In den vergangenen Jahren war die Stadt Murrhardt in der Lage, Schulden abzubauen. Allerdings befürchtet die Verwaltung, dass dies in den kommenden nicht mehr der Fall sein wird, sondern wieder Kreditaufnahmen notwendig werden.

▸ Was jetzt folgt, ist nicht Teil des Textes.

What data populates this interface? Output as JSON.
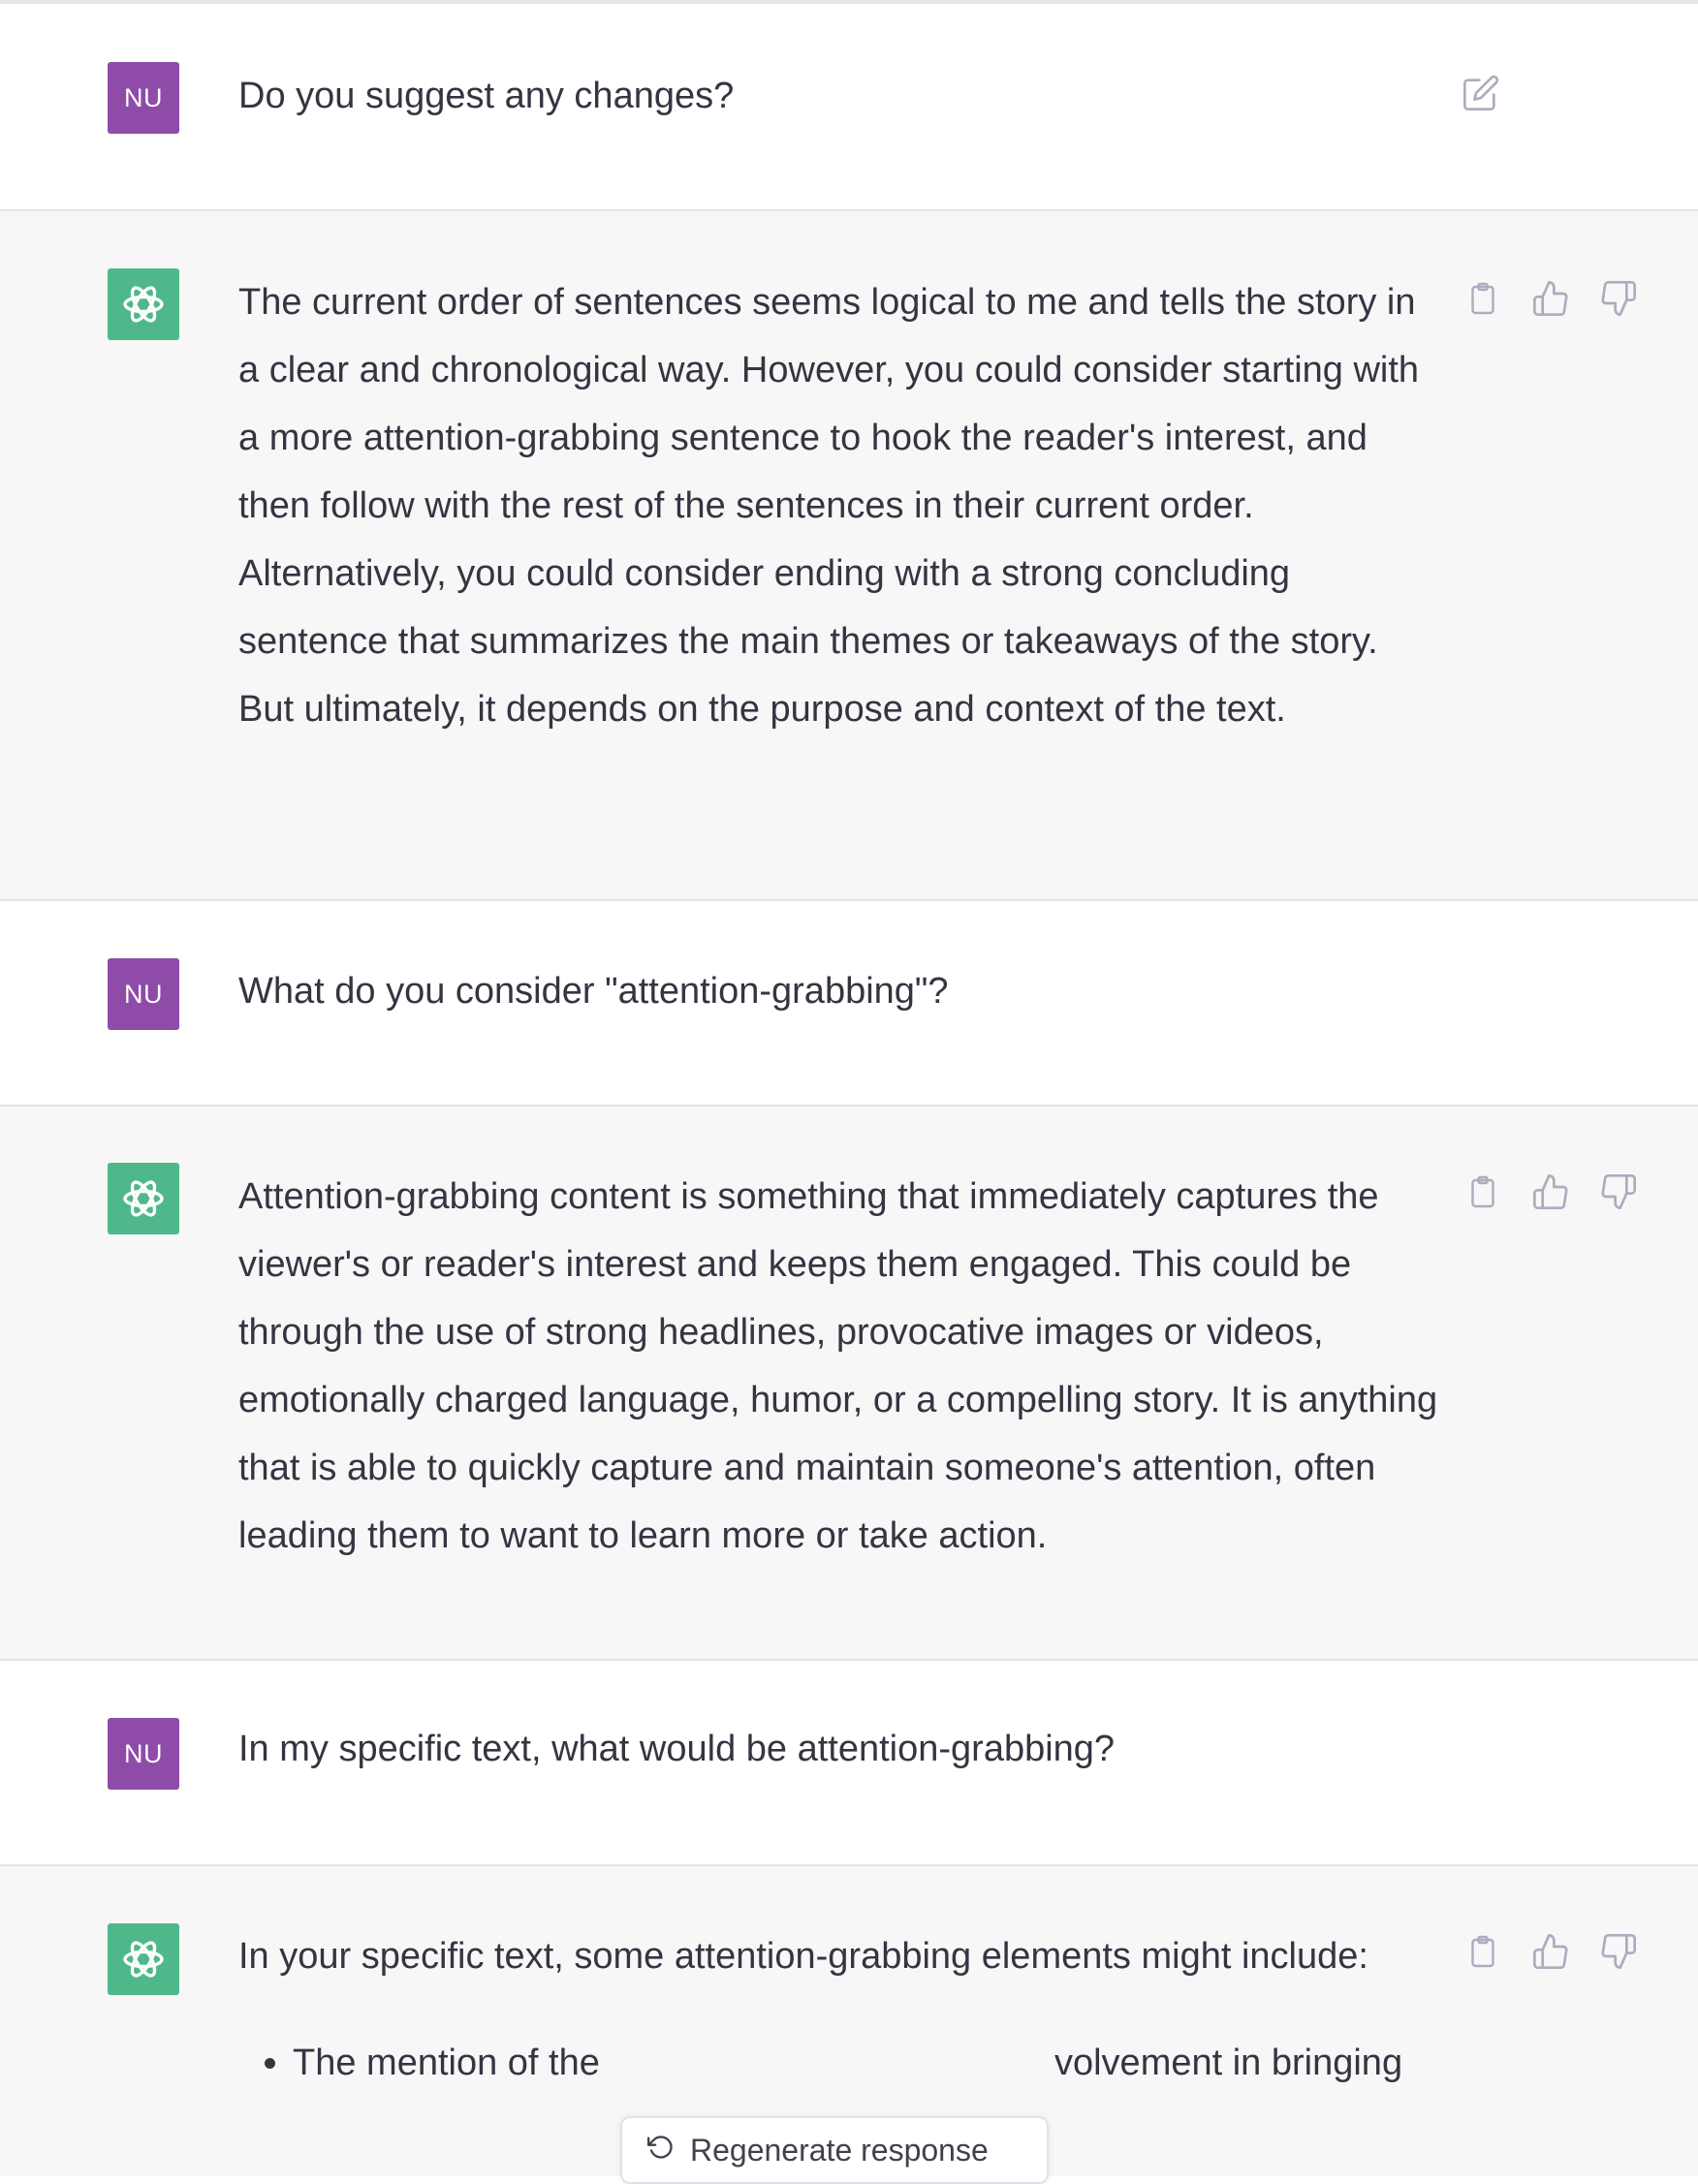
{
  "colors": {
    "user_avatar": "#8e4ba8",
    "assistant_avatar": "#4fb88a",
    "assistant_bg": "#f7f7f8",
    "text": "#343541",
    "icon": "#acacbe"
  },
  "user_avatar_initials": "NU",
  "icons": {
    "edit": "edit-icon",
    "copy": "clipboard-icon",
    "like": "thumbs-up-icon",
    "dislike": "thumbs-down-icon",
    "assistant_logo": "openai-logo-icon",
    "regenerate": "refresh-icon"
  },
  "messages": [
    {
      "role": "user",
      "text": "Do you suggest any changes?"
    },
    {
      "role": "assistant",
      "text": "The current order of sentences seems logical to me and tells the story in a clear and chronological way. However, you could consider starting with a more attention-grabbing sentence to hook the reader's interest, and then follow with the rest of the sentences in their current order. Alternatively, you could consider ending with a strong concluding sentence that summarizes the main themes or takeaways of the story. But ultimately, it depends on the purpose and context of the text."
    },
    {
      "role": "user",
      "text": "What do you consider \"attention-grabbing\"?"
    },
    {
      "role": "assistant",
      "text": "Attention-grabbing content is something that immediately captures the viewer's or reader's interest and keeps them engaged. This could be through the use of strong headlines, provocative images or videos, emotionally charged language, humor, or a compelling story. It is anything that is able to quickly capture and maintain someone's attention, often leading them to want to learn more or take action."
    },
    {
      "role": "user",
      "text": "In my specific text, what would be attention-grabbing?"
    },
    {
      "role": "assistant",
      "text": "In your specific text, some attention-grabbing elements might include:",
      "bullets": [
        "The mention of the",
        "volvement in bringing"
      ]
    }
  ],
  "regenerate_button": {
    "label": "Regenerate response"
  }
}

In den vergangenen Jahren war die Stadt Murrhardt in der Lage, Schulden abzubauen. Allerdings befürchtet die Verwaltung, dass dies in den kommenden nicht mehr der Fall sein wird, sondern wieder Kreditaufnahmen notwendig werden.

Von Christine Schick

MURRHARDT. Bei der Einbringung des Haushalts für das kommende Jahr skizzierte Bürgermeister Armin Mößner den Kontext, in dem über finanzielle Schwerpunktsetzungen und Projekte zu entscheiden ist. Corona prägt den Alltag vor Ort weiterhin. „Das Zusammenwirken zwischen Gesundheitsamt und Ortspolizeibehörden funktioniert. Die Kontaktnachverfolgung führt die Verwaltungen aktuell aber inklusive Wochenenddienst an die Grenzen der Belastbarkeit“, sagte er. Weitere wichtige Themen wie die Transformation der Wirtschaft, die Umsetzung neuer Antriebstechnologien in der Automobilwirtschaft („Mit konkreten Auswirkungen auf unsere Stadt, wie wir am Beispiel der Schweizer Group sehen“), Digitalisierung und der Klimawandel sorgten für Dynamik. Hinzu kommen für den Bürgermeister ebenso der Wandel des Einzelhandels und die Wohnraumknappheit. Für das laufende Verwaltungsgeschäft sieht es im kommenden Jahr nicht so negativ aus, wie vielleicht erwartet. Beim Ergebnishaushalt rechnet die Stadt mit einem ordentlichen Ergebnis von minus 233100 Euro, eine Verbesserung gegenüber dem Vorjahr um immerhin 1,1 Millionen Euro. Unter dem Strich ergibt sich eine für Mößner „akzeptable Netto-Investitionsrate“ von rund 1,25 Millionen Euro, sprich Geld, das unter anderem für kommende Projekte verwendet werden kann. Insofern ist auch ein Schuldenabbau weiterhin möglich – zum Ende 2021 will man bei 5,5 Millionen Euro liegen. Auch eine Kreditaufnahme ist nicht geplant.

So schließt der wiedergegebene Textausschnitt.